La Vanguardia

Aún no ha llegado el otoño

- Jordi Llavina

Falta mucho todavía para que llegue el otoño, esa estación que nos provoca desde temblores de emoción estética hasta escalofrío­s de angustia existencia­l. Vinyoli la representó como un arquitecto: “Débil y avejentado, el arquitecto / del otoño remonta por los troncos / y retira en las hojas los cobres, uno a uno, / oros de inconsiste­ncia, rojos cárdenos, / y deja, dura y limpia, la estructura / del palacio de invierno que lo acosa” (Y que el silencio queme por los muertos, traducción de Carlos Marzal y Enric Sòria, Ed. Pre-textos). El otoño ha inspirado a los poetas. Sobre todo, a los crepuscula­res, que los hay a mansalva. No, en cambio, a los de talante solar, que con la lenta extinción del verano ven desaparece­r su medio y tiempo favoritos.
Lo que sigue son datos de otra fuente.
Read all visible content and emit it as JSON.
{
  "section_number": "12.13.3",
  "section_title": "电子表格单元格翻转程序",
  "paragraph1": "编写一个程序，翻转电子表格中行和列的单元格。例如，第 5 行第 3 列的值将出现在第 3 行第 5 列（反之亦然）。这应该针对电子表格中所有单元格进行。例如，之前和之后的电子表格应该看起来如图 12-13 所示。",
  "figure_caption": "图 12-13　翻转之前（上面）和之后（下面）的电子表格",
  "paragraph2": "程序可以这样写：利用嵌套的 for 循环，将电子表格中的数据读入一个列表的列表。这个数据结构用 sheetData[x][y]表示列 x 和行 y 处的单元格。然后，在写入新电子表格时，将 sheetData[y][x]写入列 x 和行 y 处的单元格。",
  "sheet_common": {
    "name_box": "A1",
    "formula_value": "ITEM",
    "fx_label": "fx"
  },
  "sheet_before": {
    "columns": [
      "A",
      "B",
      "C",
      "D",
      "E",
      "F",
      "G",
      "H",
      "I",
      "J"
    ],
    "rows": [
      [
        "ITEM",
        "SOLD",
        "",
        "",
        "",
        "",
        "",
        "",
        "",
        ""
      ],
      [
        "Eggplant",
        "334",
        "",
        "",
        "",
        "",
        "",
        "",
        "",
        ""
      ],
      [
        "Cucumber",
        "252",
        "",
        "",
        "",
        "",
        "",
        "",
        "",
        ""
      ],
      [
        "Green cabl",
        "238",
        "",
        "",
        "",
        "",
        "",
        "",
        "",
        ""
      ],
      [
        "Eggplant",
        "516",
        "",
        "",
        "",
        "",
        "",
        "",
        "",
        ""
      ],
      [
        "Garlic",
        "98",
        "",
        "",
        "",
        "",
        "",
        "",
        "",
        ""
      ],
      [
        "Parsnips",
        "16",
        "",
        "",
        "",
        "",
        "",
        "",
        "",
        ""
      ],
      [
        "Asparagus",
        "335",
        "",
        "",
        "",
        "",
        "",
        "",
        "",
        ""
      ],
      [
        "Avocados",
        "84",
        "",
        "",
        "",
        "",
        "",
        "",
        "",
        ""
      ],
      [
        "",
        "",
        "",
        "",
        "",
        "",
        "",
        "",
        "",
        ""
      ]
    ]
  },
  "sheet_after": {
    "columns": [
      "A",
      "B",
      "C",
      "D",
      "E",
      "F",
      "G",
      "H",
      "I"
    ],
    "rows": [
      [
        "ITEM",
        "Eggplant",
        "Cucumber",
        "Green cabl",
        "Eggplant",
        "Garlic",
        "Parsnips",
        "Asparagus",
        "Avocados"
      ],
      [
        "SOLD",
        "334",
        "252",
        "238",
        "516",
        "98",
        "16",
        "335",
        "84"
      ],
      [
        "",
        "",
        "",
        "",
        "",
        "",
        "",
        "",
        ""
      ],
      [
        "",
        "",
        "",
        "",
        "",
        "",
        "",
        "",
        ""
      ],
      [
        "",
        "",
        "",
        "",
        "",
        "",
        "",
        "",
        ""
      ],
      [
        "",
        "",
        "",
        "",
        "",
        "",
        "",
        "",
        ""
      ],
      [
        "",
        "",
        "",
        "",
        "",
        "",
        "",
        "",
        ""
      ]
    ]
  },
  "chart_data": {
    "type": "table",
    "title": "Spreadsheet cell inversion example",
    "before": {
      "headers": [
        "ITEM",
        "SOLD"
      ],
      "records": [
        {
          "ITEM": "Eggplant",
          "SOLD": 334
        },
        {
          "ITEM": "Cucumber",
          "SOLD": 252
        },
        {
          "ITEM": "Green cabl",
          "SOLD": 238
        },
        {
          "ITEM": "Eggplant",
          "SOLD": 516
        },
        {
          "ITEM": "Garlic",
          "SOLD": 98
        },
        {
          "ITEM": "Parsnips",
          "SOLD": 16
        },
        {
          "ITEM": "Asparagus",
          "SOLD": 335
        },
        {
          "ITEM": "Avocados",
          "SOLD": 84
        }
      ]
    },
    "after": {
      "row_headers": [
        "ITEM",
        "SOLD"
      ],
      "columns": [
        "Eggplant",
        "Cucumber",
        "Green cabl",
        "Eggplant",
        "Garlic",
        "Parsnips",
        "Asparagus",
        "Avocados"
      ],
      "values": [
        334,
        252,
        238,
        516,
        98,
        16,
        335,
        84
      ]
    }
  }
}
Ramón Gaya no fue un poeta autumnal. Pero sí es verdad que en muchos de sus versos, tan bien tallados, alienta la pérdida que solemos asociar a esos días de luz mortecina: “Nada es nuestro. Los años / son cortezas desnudas, / huecas ya, desprendid­as, / arrancadas del hombre”. Me pregunto cómo alguien puede prescindir de la poesía. El otoño nos enfrenta, como ninguna otra estación, al drama del tiempo, a la tragedia de la existencia. Cuando uno va enfermando de edad, necesita metáforas para vivir. Más urgido está de ellas cuanto mayor resulta el tiempo pasado en este mundo y más se acorta su ración de vida (somos, al decir de Caballero Bonald, “el tiempo que nos queda”).

A mi juicio, en los versos del murciano hay algo conmovedor. “Cortezas desnudas, huecas ya”: años arrancados, como costras, de nuestra piel. Mientras la corteza forma parte del tronco y se nutre de su savia, está llena. No así cuando la muerte la seca, y se cae, y yace inerte como una piedra. Tal que los años. De acuerdo: a la mayoría de los mortales igual no se les ocurren maneras tan bellas de enunciarlo. ¿Pero que no se tenga hambre de ellas? Eso es lo que me asombra.

Viene todo esto a cuento del reciente redescubri­miento que he hecho de la poesía de Leopoldo Panero, el padre. Llevo varios días obsesionad­o con este verso, otoñal donde los haya: “Tras el velo / delgado del vivir la muerte entera”. ¿Se dan cuenta? Ese fino velo es como el telón en un teatro, tras el cual aguarda la realidad: la muerte. La muerte entera: la eternidad. ¿Y el vivir? Acaso una débil membrana que poco cubre, que protege menos.